Arizona readies for floodwaters


Southern California was concerned with moisture back in 1983, when a big chunk of the Santa Monica Pier crashed into the water. And that was no hurricane, just a hard rain on a desert terrain -- the kind of terrain that can't soak up much water.

But the water has to go somewhere. In Arizona, residents are readying for rain, shoring up drainage ditches, firing up warning systems and making sure the Red Cross is ready to roll.

While a Pacific hurricane this close to the West Coast is not the norm, it's not unheard of, either.

"Back in 1976, there was a Hurricane Kathleen that brought a lot of moisture to the Southwest," Mayfield said.

El Nino partly to blame

If Hurricane Nora does hit the western United States, some experts say El Nino could be partly to blame, because warmer waters may have allowed it to move farther north than it might have ordinarily.

The El Nino phenomenon, which has warmed waters off Peru and Ecuador and upset global weather patterns, has caused an unprecedented increase this year in the number of hurricanes and tropical storms in the Pacific.

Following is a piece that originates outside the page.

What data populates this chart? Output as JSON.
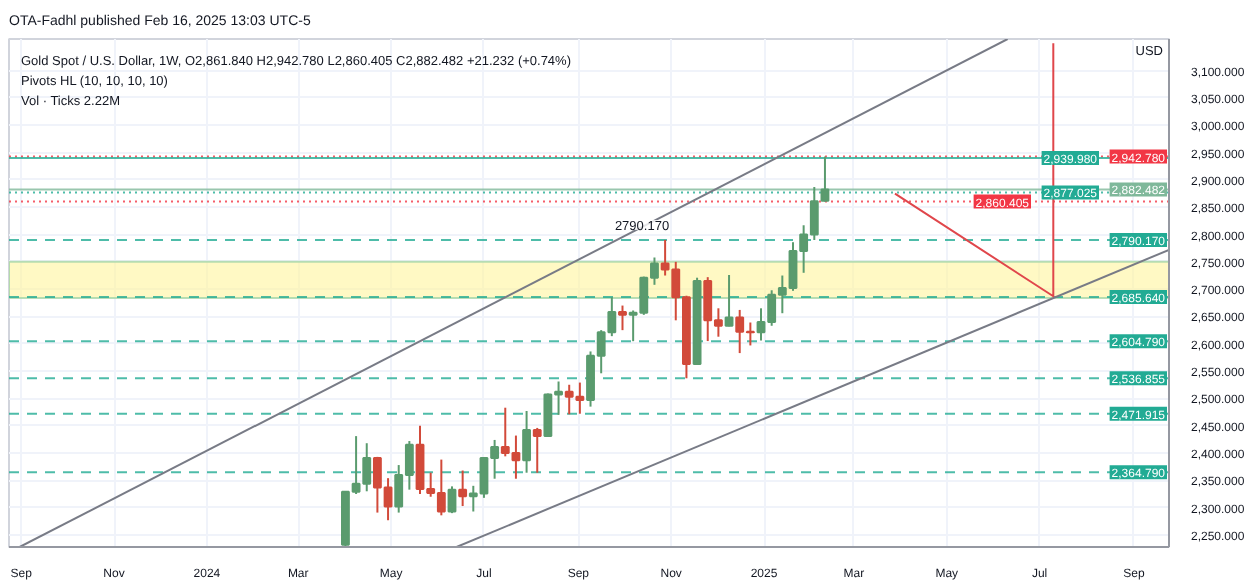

After powering up from southern Mexico, Nora lost some of its punch Tuesday but it still packed maximum sustained winds near 90 mph (150 kph) with higher gusts, the U.S. National Weather Service said. It was moving north-northwestward at about 10 mph (18 kph).

A gradual turn to the north is expected Tuesday night.

Hundreds evacuated to shelters

According to Mexican state news agency Notimex, some 500 people from around Cabo San Lucas and La Paz in Baja California were moved to emergency shelters as a precautionary measure.

In the Sonora town of Guaymas, some 45 fishermen were evacuated from a tiny seaside camp, Notimex said.

Many residents of the southern peninsula region were left without drinking water and phone lines, and some were made homeless as the roofs of their fragile homes caved in.

"Prepare yourselves. Make sure you have drinking water and a radio or television at hand. Nora could hit land in the next 24 hours," Mexican weather forecaster Enrique Albores told residents and tourists in Baja California.

On Monday, Nora pummeled Mexico's mainland Pacific coastline to the south, destroying local businesses and coastal homes.

While there were no immediate reports of deaths or injuries, Televisa network said at least 40 people were rescued from the grip of crashing waves along Pacific beaches.

Correspondent Anne McDermott and Reuters contributed to this report.